不動産市況や株式市況の悪化により、不動産投資法人(REIT)の一部に破綻例も見られるようになったことを受け、今後は不動産投資法人同士の救済合併の検討機会が増えるとの見方が強い。こういった動きを受け、投資法人を管轄する金融庁は先般(不動産投資法人や証券投資法人は、金融庁が策定する投資法に基づき設立される)、不動産投資法人同士が適格合併を行えるかどうかを検討する際に、特に不明確と考えられることが多い共同事業要件3点について国税庁に事前照会を行い、3月19日付で文書回答を受けた(「投資法人が共同で事業を営むための合併を行う場合の適格判定について」)。

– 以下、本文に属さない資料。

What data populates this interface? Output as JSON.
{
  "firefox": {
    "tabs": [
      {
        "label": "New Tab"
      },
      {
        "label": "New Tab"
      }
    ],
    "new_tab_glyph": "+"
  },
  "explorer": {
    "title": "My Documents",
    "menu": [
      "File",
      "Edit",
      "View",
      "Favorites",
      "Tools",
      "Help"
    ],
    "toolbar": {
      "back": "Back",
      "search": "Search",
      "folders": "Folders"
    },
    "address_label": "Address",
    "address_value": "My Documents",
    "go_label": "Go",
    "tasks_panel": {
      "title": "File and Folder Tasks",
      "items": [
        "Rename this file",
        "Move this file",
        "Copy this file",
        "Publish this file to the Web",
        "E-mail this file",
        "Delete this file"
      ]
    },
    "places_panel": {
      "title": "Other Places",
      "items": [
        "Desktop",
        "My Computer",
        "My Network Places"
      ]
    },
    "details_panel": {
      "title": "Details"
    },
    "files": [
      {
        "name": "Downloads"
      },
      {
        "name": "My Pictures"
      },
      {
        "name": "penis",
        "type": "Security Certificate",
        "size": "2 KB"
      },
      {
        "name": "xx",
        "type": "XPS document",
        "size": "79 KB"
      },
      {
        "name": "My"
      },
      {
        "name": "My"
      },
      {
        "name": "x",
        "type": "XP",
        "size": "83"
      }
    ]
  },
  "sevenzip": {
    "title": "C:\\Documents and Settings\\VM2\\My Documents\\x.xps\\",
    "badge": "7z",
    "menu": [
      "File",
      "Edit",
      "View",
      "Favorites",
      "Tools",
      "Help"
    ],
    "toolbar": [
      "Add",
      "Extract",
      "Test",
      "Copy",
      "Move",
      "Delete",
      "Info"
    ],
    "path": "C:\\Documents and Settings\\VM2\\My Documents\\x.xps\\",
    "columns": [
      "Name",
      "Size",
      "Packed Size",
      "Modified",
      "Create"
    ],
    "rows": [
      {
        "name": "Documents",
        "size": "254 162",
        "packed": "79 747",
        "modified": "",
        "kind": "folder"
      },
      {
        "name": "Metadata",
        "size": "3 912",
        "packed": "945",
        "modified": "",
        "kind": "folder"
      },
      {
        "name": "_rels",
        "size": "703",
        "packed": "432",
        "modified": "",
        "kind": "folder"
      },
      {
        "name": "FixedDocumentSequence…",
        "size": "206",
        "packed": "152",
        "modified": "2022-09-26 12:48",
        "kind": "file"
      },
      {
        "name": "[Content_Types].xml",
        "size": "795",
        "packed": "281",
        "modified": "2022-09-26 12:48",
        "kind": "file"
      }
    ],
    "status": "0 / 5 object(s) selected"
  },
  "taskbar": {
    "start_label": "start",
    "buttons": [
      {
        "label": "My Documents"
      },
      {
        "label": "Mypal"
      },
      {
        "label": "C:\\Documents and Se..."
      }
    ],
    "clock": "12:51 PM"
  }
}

同回答では、不動産投資法人同士で吸収合併を行い、かつ、合併後も同事業を継続等する場合(合併法人・被合併法人双方の役員が合併後も残留見込み)、①不動産投資法人は“導管体”だが事業実態があると認められるので「事業関連性要件」は充足、②執行役員は特定役員に当たるので「特定役員引継要件」も充足、③従業者は存在しないが、それだけをもって「従業者引継要件」を充足しないとは考えられず、結果的に同要件も充足する、との整理を行っている。
なお、6つある共同事業要件のうち、上記3点以外の要件については、投資法人サイドで個別に判定することが可能であることから、今回の照会では特段言及されていない。